Şişeleri masaya başka biri getirip bırakmıştı. "Artık masanızla ben ilgileneceğim, bir isteğiniz olduğunda  bana seslenebilirsiniz, afiyet olsun."

O giderken biz de az önce ne yaşandı modundaydık. Acaba yanlış anlaşılacak bir tavrımız mı olmuştu kıza karşı? Dördümüzün de bunu düşündüğüne eminim ama kimse sesli söylemiyordu.
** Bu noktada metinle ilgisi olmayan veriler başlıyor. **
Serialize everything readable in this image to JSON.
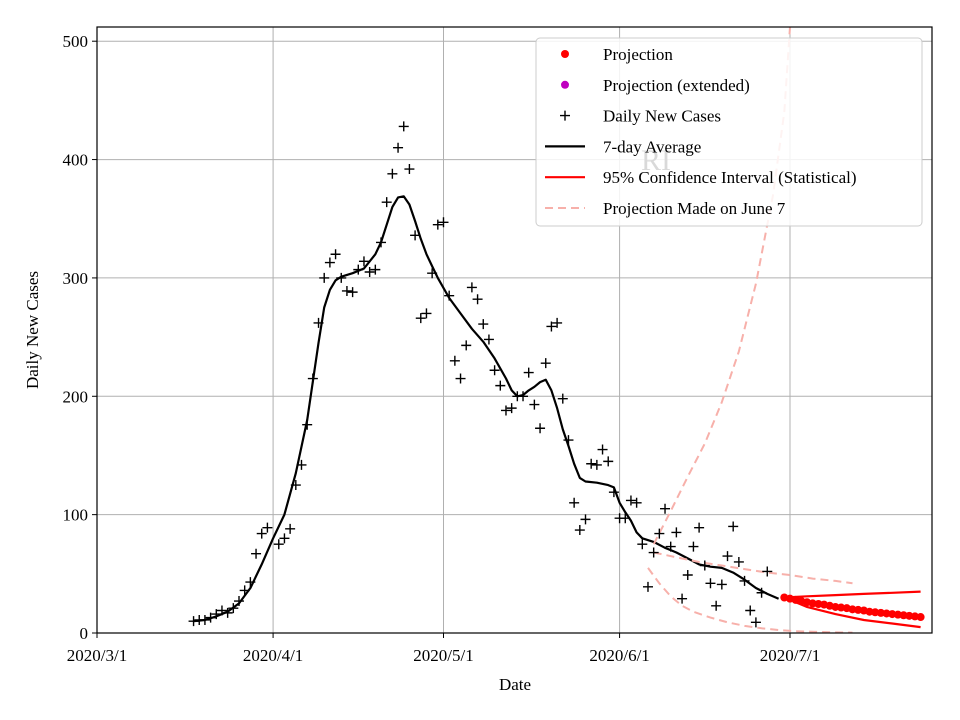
{
  "chart_data": {
    "type": "scatter",
    "title": "",
    "watermark": "RI",
    "xlabel": "Date",
    "ylabel": "Daily New Cases",
    "x_origin": "2020-03-01",
    "x_unit": "days since 2020-03-01",
    "xlim": [
      0,
      147
    ],
    "ylim": [
      0,
      512
    ],
    "xticks": [
      {
        "day": 0,
        "label": "2020/3/1"
      },
      {
        "day": 31,
        "label": "2020/4/1"
      },
      {
        "day": 61,
        "label": "2020/5/1"
      },
      {
        "day": 92,
        "label": "2020/6/1"
      },
      {
        "day": 122,
        "label": "2020/7/1"
      }
    ],
    "yticks": [
      0,
      100,
      200,
      300,
      400,
      500
    ],
    "grid": true,
    "legend_position": "top-right",
    "colors": {
      "projection": "#ff0000",
      "projection_extended": "#bf00bf",
      "daily": "#000000",
      "avg": "#000000",
      "ci": "#ff0000",
      "june7": "#f7b0aa"
    },
    "legend": [
      {
        "key": "projection",
        "label": "Projection",
        "marker": "dot"
      },
      {
        "key": "projection_extended",
        "label": "Projection (extended)",
        "marker": "dot"
      },
      {
        "key": "daily",
        "label": "Daily New Cases",
        "marker": "plus"
      },
      {
        "key": "avg",
        "label": "7-day Average",
        "marker": "line"
      },
      {
        "key": "ci",
        "label": "95% Confidence Interval (Statistical)",
        "marker": "line"
      },
      {
        "key": "june7",
        "label": "Projection Made on June 7",
        "marker": "dash"
      }
    ],
    "series": [
      {
        "name": "Daily New Cases",
        "key": "daily",
        "points": [
          [
            17,
            10
          ],
          [
            18,
            11
          ],
          [
            19,
            11
          ],
          [
            20,
            13
          ],
          [
            21,
            16
          ],
          [
            22,
            19
          ],
          [
            23,
            17
          ],
          [
            24,
            21
          ],
          [
            25,
            27
          ],
          [
            26,
            36
          ],
          [
            27,
            43
          ],
          [
            28,
            67
          ],
          [
            29,
            84
          ],
          [
            30,
            89
          ],
          [
            32,
            75
          ],
          [
            33,
            80
          ],
          [
            34,
            88
          ],
          [
            35,
            125
          ],
          [
            36,
            142
          ],
          [
            37,
            176
          ],
          [
            38,
            215
          ],
          [
            39,
            262
          ],
          [
            40,
            300
          ],
          [
            41,
            313
          ],
          [
            42,
            320
          ],
          [
            43,
            300
          ],
          [
            44,
            289
          ],
          [
            45,
            288
          ],
          [
            46,
            307
          ],
          [
            47,
            314
          ],
          [
            48,
            305
          ],
          [
            49,
            307
          ],
          [
            50,
            330
          ],
          [
            51,
            364
          ],
          [
            52,
            388
          ],
          [
            53,
            410
          ],
          [
            54,
            428
          ],
          [
            55,
            392
          ],
          [
            56,
            336
          ],
          [
            57,
            266
          ],
          [
            58,
            270
          ],
          [
            59,
            304
          ],
          [
            60,
            345
          ],
          [
            61,
            347
          ],
          [
            62,
            285
          ],
          [
            63,
            230
          ],
          [
            64,
            215
          ],
          [
            65,
            243
          ],
          [
            66,
            292
          ],
          [
            67,
            282
          ],
          [
            68,
            261
          ],
          [
            69,
            248
          ],
          [
            70,
            222
          ],
          [
            71,
            209
          ],
          [
            72,
            188
          ],
          [
            73,
            190
          ],
          [
            74,
            200
          ],
          [
            75,
            200
          ],
          [
            76,
            220
          ],
          [
            77,
            193
          ],
          [
            78,
            173
          ],
          [
            79,
            228
          ],
          [
            80,
            259
          ],
          [
            81,
            262
          ],
          [
            82,
            198
          ],
          [
            83,
            163
          ],
          [
            84,
            110
          ],
          [
            85,
            87
          ],
          [
            86,
            96
          ],
          [
            87,
            143
          ],
          [
            88,
            142
          ],
          [
            89,
            155
          ],
          [
            90,
            145
          ],
          [
            91,
            119
          ],
          [
            92,
            97
          ],
          [
            93,
            97
          ],
          [
            94,
            112
          ],
          [
            95,
            110
          ],
          [
            96,
            75
          ],
          [
            97,
            39
          ],
          [
            98,
            68
          ],
          [
            99,
            84
          ],
          [
            100,
            105
          ],
          [
            101,
            73
          ],
          [
            102,
            85
          ],
          [
            103,
            29
          ],
          [
            104,
            49
          ],
          [
            105,
            73
          ],
          [
            106,
            89
          ],
          [
            107,
            57
          ],
          [
            108,
            42
          ],
          [
            109,
            23
          ],
          [
            110,
            41
          ],
          [
            111,
            65
          ],
          [
            112,
            90
          ],
          [
            113,
            60
          ],
          [
            114,
            44
          ],
          [
            115,
            19
          ],
          [
            116,
            9
          ],
          [
            117,
            34
          ],
          [
            118,
            52
          ]
        ]
      },
      {
        "name": "7-day Average",
        "key": "avg",
        "points": [
          [
            17,
            10
          ],
          [
            19,
            11
          ],
          [
            21,
            14
          ],
          [
            23,
            18
          ],
          [
            25,
            25
          ],
          [
            27,
            38
          ],
          [
            29,
            58
          ],
          [
            31,
            80
          ],
          [
            33,
            100
          ],
          [
            35,
            135
          ],
          [
            37,
            180
          ],
          [
            39,
            245
          ],
          [
            40,
            275
          ],
          [
            41,
            290
          ],
          [
            42,
            298
          ],
          [
            43,
            301
          ],
          [
            45,
            304
          ],
          [
            47,
            308
          ],
          [
            49,
            320
          ],
          [
            50,
            330
          ],
          [
            51,
            345
          ],
          [
            52,
            360
          ],
          [
            53,
            368
          ],
          [
            54,
            369
          ],
          [
            55,
            362
          ],
          [
            56,
            348
          ],
          [
            57,
            333
          ],
          [
            58,
            320
          ],
          [
            59,
            310
          ],
          [
            60,
            300
          ],
          [
            62,
            283
          ],
          [
            64,
            270
          ],
          [
            66,
            257
          ],
          [
            68,
            246
          ],
          [
            70,
            232
          ],
          [
            72,
            215
          ],
          [
            73,
            205
          ],
          [
            74,
            200
          ],
          [
            75,
            201
          ],
          [
            76,
            205
          ],
          [
            77,
            208
          ],
          [
            78,
            212
          ],
          [
            79,
            214
          ],
          [
            80,
            205
          ],
          [
            81,
            190
          ],
          [
            82,
            172
          ],
          [
            83,
            158
          ],
          [
            84,
            143
          ],
          [
            85,
            131
          ],
          [
            86,
            128
          ],
          [
            88,
            127
          ],
          [
            90,
            125
          ],
          [
            91,
            123
          ],
          [
            92,
            110
          ],
          [
            93,
            102
          ],
          [
            94,
            95
          ],
          [
            95,
            85
          ],
          [
            96,
            80
          ],
          [
            98,
            77
          ],
          [
            100,
            72
          ],
          [
            101,
            70
          ],
          [
            102,
            68
          ],
          [
            104,
            63
          ],
          [
            106,
            58
          ],
          [
            108,
            56
          ],
          [
            110,
            55
          ],
          [
            112,
            51
          ],
          [
            114,
            45
          ],
          [
            116,
            38
          ],
          [
            118,
            33
          ],
          [
            120,
            29
          ]
        ]
      },
      {
        "name": "Projection",
        "key": "projection",
        "points": [
          [
            121,
            30
          ],
          [
            122,
            29
          ],
          [
            123,
            28
          ],
          [
            124,
            27
          ],
          [
            125,
            26
          ],
          [
            126,
            25
          ],
          [
            127,
            24.5
          ],
          [
            128,
            24
          ],
          [
            129,
            23
          ],
          [
            130,
            22
          ],
          [
            131,
            21.5
          ],
          [
            132,
            21
          ],
          [
            133,
            20
          ],
          [
            134,
            19.5
          ],
          [
            135,
            19
          ],
          [
            136,
            18
          ],
          [
            137,
            17.5
          ],
          [
            138,
            17
          ],
          [
            139,
            16.5
          ],
          [
            140,
            16
          ],
          [
            141,
            15.5
          ],
          [
            142,
            15
          ],
          [
            143,
            14.5
          ],
          [
            144,
            14
          ],
          [
            145,
            13.5
          ]
        ]
      },
      {
        "name": "95% CI Upper",
        "key": "ci",
        "points": [
          [
            121,
            30
          ],
          [
            125,
            31
          ],
          [
            130,
            32
          ],
          [
            135,
            33
          ],
          [
            140,
            34
          ],
          [
            145,
            35
          ]
        ]
      },
      {
        "name": "95% CI Lower",
        "key": "ci",
        "points": [
          [
            121,
            30
          ],
          [
            125,
            22
          ],
          [
            130,
            16
          ],
          [
            135,
            11
          ],
          [
            140,
            8
          ],
          [
            145,
            5
          ]
        ]
      },
      {
        "name": "June 7 Projection Center",
        "key": "june7",
        "points": [
          [
            98,
            68
          ],
          [
            102,
            64
          ],
          [
            106,
            60
          ],
          [
            110,
            57
          ],
          [
            114,
            54
          ],
          [
            118,
            51
          ],
          [
            122,
            49
          ],
          [
            126,
            46
          ],
          [
            130,
            44
          ],
          [
            133,
            42
          ]
        ]
      },
      {
        "name": "June 7 Upper Bound",
        "key": "june7",
        "points": [
          [
            98,
            75
          ],
          [
            101,
            103
          ],
          [
            104,
            132
          ],
          [
            107,
            160
          ],
          [
            110,
            195
          ],
          [
            113,
            238
          ],
          [
            116,
            295
          ],
          [
            119,
            370
          ],
          [
            121,
            440
          ],
          [
            122,
            512
          ]
        ]
      },
      {
        "name": "June 7 Lower Bound",
        "key": "june7",
        "points": [
          [
            97,
            55
          ],
          [
            99,
            42
          ],
          [
            101,
            31
          ],
          [
            103,
            23
          ],
          [
            105,
            18
          ],
          [
            108,
            13
          ],
          [
            111,
            9
          ],
          [
            114,
            6
          ],
          [
            117,
            4
          ],
          [
            120,
            2.5
          ],
          [
            123,
            1.5
          ],
          [
            126,
            1
          ],
          [
            130,
            0.5
          ],
          [
            133,
            0.3
          ]
        ]
      }
    ]
  }
}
Jungwoo hyung "Tekila  shot atmaya ne dersiniz?" dediğin de Felix'le ben direkt atlamıştık. Minho hyung ne kadar gözlerini devirse de en sonunda tamam demişti.

Az önceki çocuğu çağıracağım sırada Minho hyung  "Ben çağırırım Hyunjin." diyerek beni durdurmuştu. Lix ben ve Jungwoo arasında üçlü ve garip denilebilecek bir bakışma yaşanmıştı.